Saat itu ada sekitar lima orang yang sholat di tempat khusus wanita.

"Ya ini orang2 yang dari luar yang sholat." Katanya melanjutkan.

"Nenek tinggal di dekat sini?" Tanyaku.

"Rumah nenek jauh di sana. Udah kebakaran dua minggu sebelum idul adha." Jawab si nenek terkekeh.

"Sekarang tinggal di rumah temen." Jawabnya lagi agak malu.

"Terus rumah nenek gimana?"

"Ya habis semua. Gak ada yang tempatin. Nanti bisa dibangun lagi tapi masih lama" Wajahnya tersenyum. Tak ada kesedihan.

Bukan, nenek ini bukanlah seorang nenek atau ibu muda yang menceritakan kesulitannya kemudian meminta-minta uang kepada orang lain.

Sejenak kemudian dari tempat pria ada yang menaruh kue dan minuman ke tempat akhwat, si nenek membagi-bagikan kue dan minum kepada para wanita.

"Ini yasinan udah beberapa tahun, biasanya sepi. Nenek sendirian." Katanya lagi.

"Nenek sering ke sini?"

"Setiap hari." Jawabnya.

Seorang kakek memberikan roti kepada si nenek lewat pembatas pria dan wanita.

Nenek itu berterima kasih, aku tersenyum pada kakek yang memberikan roti, dan beliau balas tersenyum. Nenek bercerita padaku "Bapak itu, anaknya yang punya masjid ini."

"Usianya udah seratus lebih." Lanjutnya.

Aku kaget. "Seratus tahun nek? Tapi masih gagah."

Kakek yang memberikan roti kepada nenek ini memang aku lihat masih gagah.

"Saya sendiri udah sembilan puluh tahun." Kekehnya.

"What?
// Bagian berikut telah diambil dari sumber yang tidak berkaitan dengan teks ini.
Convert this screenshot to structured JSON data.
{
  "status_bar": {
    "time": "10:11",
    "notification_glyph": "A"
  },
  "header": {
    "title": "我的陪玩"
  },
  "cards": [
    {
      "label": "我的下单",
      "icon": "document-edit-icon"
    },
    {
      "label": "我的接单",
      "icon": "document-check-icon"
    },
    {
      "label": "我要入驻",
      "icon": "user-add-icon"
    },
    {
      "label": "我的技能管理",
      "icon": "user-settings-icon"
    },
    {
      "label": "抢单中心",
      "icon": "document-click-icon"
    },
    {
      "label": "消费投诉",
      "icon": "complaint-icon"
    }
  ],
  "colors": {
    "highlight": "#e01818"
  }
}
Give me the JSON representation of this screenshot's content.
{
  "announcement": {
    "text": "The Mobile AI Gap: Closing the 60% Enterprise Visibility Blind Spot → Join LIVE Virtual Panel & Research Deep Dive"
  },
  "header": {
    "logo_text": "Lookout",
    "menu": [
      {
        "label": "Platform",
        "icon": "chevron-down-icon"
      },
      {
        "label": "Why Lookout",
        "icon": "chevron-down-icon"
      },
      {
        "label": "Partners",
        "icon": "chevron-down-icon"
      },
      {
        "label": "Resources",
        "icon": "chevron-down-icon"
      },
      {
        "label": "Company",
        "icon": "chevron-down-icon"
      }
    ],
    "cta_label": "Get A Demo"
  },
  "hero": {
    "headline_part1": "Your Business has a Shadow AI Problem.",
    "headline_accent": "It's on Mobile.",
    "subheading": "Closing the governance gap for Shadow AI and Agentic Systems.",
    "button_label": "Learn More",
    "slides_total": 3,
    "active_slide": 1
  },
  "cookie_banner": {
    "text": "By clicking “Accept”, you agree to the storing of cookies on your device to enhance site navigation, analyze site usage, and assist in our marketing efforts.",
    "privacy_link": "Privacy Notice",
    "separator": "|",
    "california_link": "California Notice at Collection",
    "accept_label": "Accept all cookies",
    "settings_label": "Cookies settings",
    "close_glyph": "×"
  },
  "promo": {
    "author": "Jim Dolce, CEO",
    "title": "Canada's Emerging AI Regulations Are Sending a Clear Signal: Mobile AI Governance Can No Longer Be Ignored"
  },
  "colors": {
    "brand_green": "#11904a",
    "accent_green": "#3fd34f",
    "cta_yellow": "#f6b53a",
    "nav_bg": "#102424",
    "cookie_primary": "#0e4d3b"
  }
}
Nenek juga masih gagah." Aku takjub.
Aku pikir nenek ini berusia hampir delapan puluh tahun, ternyata sudah memasuki sembilan puluh tahun.

"Nih masih bisa duduk begini nih nenek." Nenek terkekeh sambil memperlihatkan duduknya yang santai melipat kaki.

"Rahasianya apa nek?" Aku dekati beliau.

"Gak ada." Katanya tersenyum.

"Memang begitu. Ibu nenek juga usianya 120 tahun."

"Tapi nenek jaga makanan?"

"Yaa, nenek mah sarapan apa aja. Ada makanan ya nenek makan."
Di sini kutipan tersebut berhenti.